Their research represents the first metabolomics analysis of the gut microbe communities found in patients with SpA. The researchers identified 1,500 negatively charged ions in the first cohort and found that 154 of them were lower—and one higher—in the patients with ERA. The analysis of the second cohort revealed that many of the negatively and positively charged ions were under-abundant in patients relative to controls, with only two being over-abundant. In both cohorts, patients had a lower diversity of ions and an underrepresentation of multiple metabolic pathways, including the tryptophan metabolism pathway. Specifically, when the investigators combined their analysis of the positively and negatively charged ions in patients with arthritis, they found that 21 unique tryptophan metabolites accounted for the underrepresentation of the tryptophan metabolic pathway.
To determine which organisms were responsible for the metabolomic differences, the investigators sequenced the 16S ribosomal DNA of patients in the first cohort. They then performed a Phylogenetic Investigation of Communities by Reconstruction of Unobserved States (PICRUSt) on the 16S sequence data. Although they found differences in gut metabolomics diversity between patients and controls, they did not find striking differences at the taxonomic level in the microbiota of the two populations. However, they did find that the microbiome of patients with ERA had significantly fewer microbial genes associated with metabolic processes in patients as compared with controls.

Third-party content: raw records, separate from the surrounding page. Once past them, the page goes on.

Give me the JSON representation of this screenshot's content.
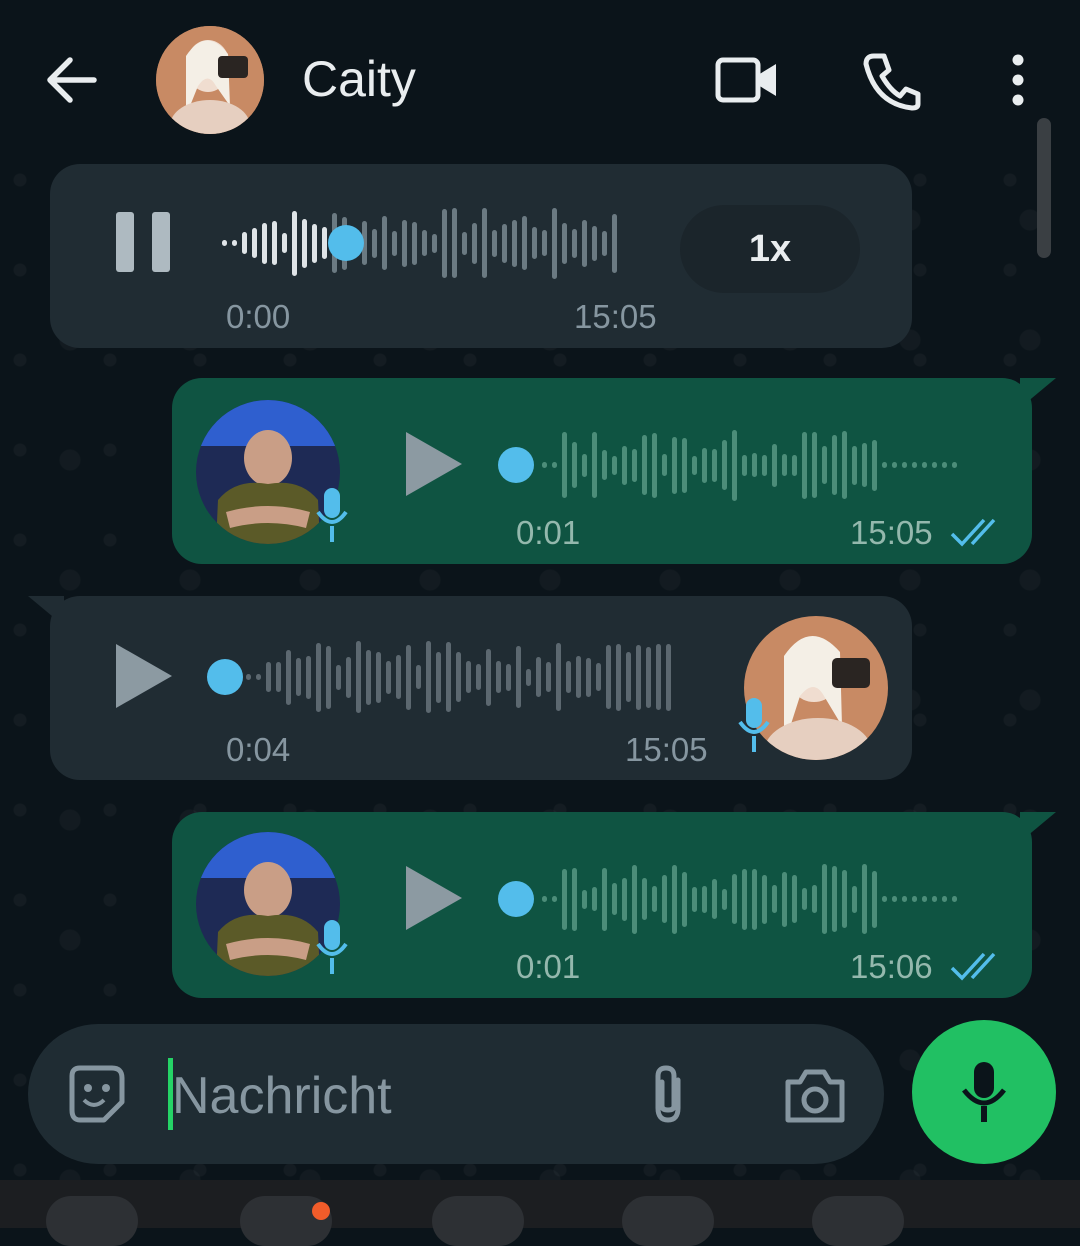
{
  "header": {
    "contact_name": "Caity"
  },
  "messages": [
    {
      "direction": "in",
      "state": "playing",
      "elapsed": "0:00",
      "time": "15:05",
      "speed": "1x"
    },
    {
      "direction": "out",
      "elapsed": "0:01",
      "time": "15:05",
      "read": true
    },
    {
      "direction": "in",
      "elapsed": "0:04",
      "time": "15:05"
    },
    {
      "direction": "out",
      "elapsed": "0:01",
      "time": "15:06",
      "read": true
    }
  ],
  "composer": {
    "placeholder": "Nachricht"
  },
  "colors": {
    "accent": "#53bdeb",
    "outgoing": "#0f5442",
    "incoming": "#202c33",
    "mic": "#21c063"
  }
}
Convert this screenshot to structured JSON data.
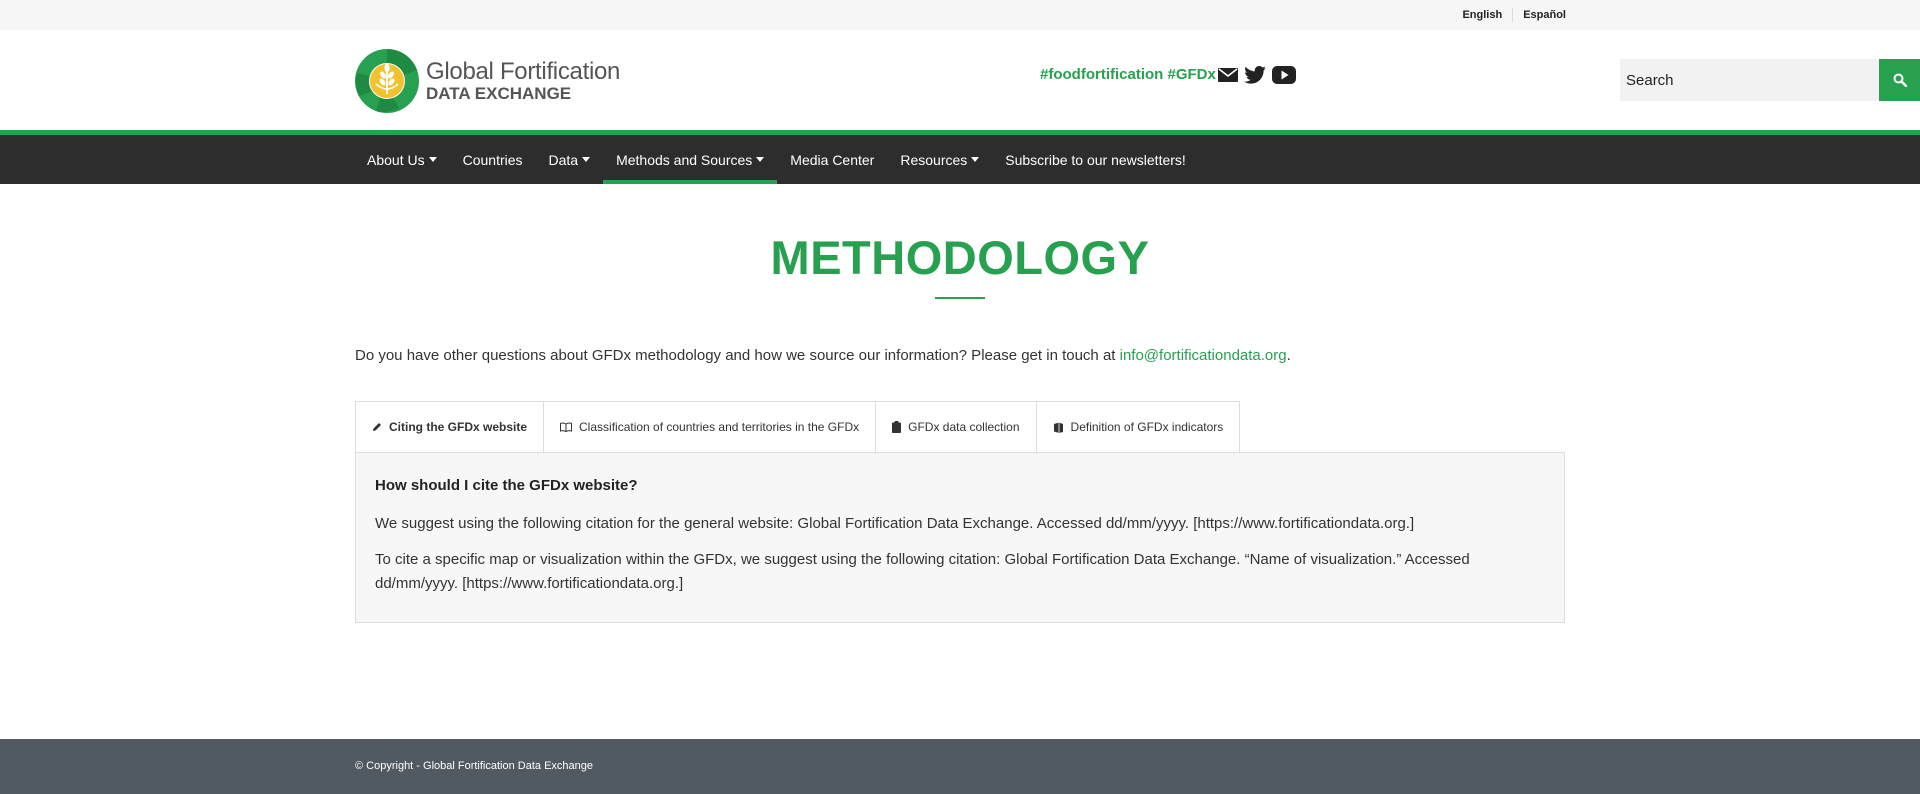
{
  "top_bar": {
    "languages": [
      "English",
      "Español"
    ]
  },
  "header": {
    "logo_line1": "Global Fortification",
    "logo_line2": "DATA EXCHANGE",
    "hashtags": "#foodfortification #GFDx",
    "social_icons": [
      "email-icon",
      "twitter-icon",
      "youtube-icon"
    ],
    "search_placeholder": "Search"
  },
  "nav": {
    "items": [
      {
        "label": "About Us",
        "dropdown": true
      },
      {
        "label": "Countries",
        "dropdown": false
      },
      {
        "label": "Data",
        "dropdown": true
      },
      {
        "label": "Methods and Sources",
        "dropdown": true,
        "active": true
      },
      {
        "label": "Media Center",
        "dropdown": false
      },
      {
        "label": "Resources",
        "dropdown": true
      },
      {
        "label": "Subscribe to our newsletters!",
        "dropdown": false
      }
    ]
  },
  "main": {
    "title": "METHODOLOGY",
    "intro_text": "Do you have other questions about GFDx methodology and how we source our information? Please get in touch at ",
    "intro_email": "info@fortificationdata.org",
    "intro_end": ".",
    "tabs": [
      {
        "label": "Citing the GFDx website",
        "icon": "pencil-icon",
        "active": true
      },
      {
        "label": "Classification of countries and territories in the GFDx",
        "icon": "book-icon"
      },
      {
        "label": "GFDx data collection",
        "icon": "clipboard-icon"
      },
      {
        "label": "Definition of GFDx indicators",
        "icon": "books-icon"
      }
    ],
    "panel": {
      "question": "How should I cite the GFDx website?",
      "paragraph1": "We suggest using the following citation for the general website: Global Fortification Data Exchange. Accessed dd/mm/yyyy. [https://www.fortificationdata.org.]",
      "paragraph2": "To cite a specific map or visualization within the GFDx, we suggest using the following citation: Global Fortification Data Exchange. “Name of visualization.” Accessed dd/mm/yyyy. [https://www.fortificationdata.org.]"
    }
  },
  "footer": {
    "copyright": "© Copyright - Global Fortification Data Exchange"
  },
  "colors": {
    "brand_green": "#27a14f",
    "nav_bg": "#2d2d2d",
    "footer_bg": "#525a61",
    "logo_yellow": "#f2c12e"
  }
}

Thus, children with ERA appear to have lower levels of tryptophan metabolites relative to controls. The differences in metabolites appear to be attributable to differences in the gut microbiota. Tryptophan is metabolized into ligands of the aryl hydrocarbon receptor, which is associated with the generation of pro-inflammatory cytokines. In this way, the fecal microbiota of patients with ERA may contribute to their pro-inflammatory phenotype.